Bis der Europäische Gerichtshof darüber entscheidet, ob auch deutsche Beamte ein Streikrecht haben, dürften viele Jahre vergehen. Möglicherweise wächst die Zahl der Kläger auch noch. Denn noch sind längst nicht alle Disziplinarverfahren abgearbeitet. Erst in gut 200 Fällen wurde den Lehrer mitgeteilt, welche Strafe verhängt wurde. "Die restlichen 1782 Disziplinarverfügungen werden wohl im Herbst fertig sein", sagt Thomas Schunck, Sprecher des Bildungsministeriums.

Die sechs Klagen stehen erst am Anfang einer langen Reise durchs Rechtssystem. Vom Verwaltungsgericht Schleswig geht es ans Oberverwaltungsgericht, dann zum Bundesverwaltungsgericht. Erst danach ist das eigentliche Ziel erreichbar - der Europäische Gerichtshof für Menschenrechte.
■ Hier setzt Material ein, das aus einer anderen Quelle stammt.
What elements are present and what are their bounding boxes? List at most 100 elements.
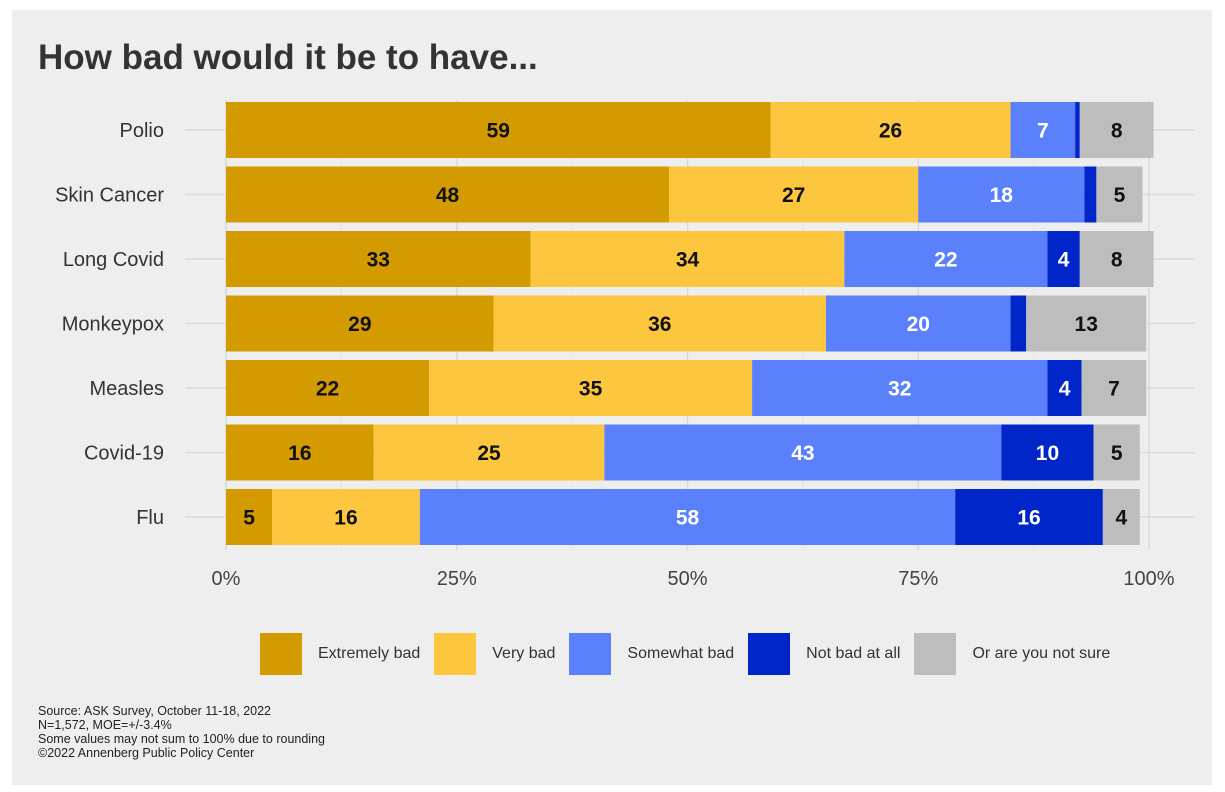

Wann wird dort entschieden? "In fünf Jahren, wenn es schnell geht", sagt GEW-Geschäftsführer Bernd Schauer. Vielleicht dauert es aber auch zehn Jahre. Die GEW hat bei der Auswahl der Kläger jedenfalls aufs Alter geachtet. "Da kam schon die Frage, wann ich pensioniert werde", sagt Lehrer Schütt. Das Problem: Wenn der Kläger aus dem Schuldienst ausscheidet, stellt das Gericht das Verfahren ein.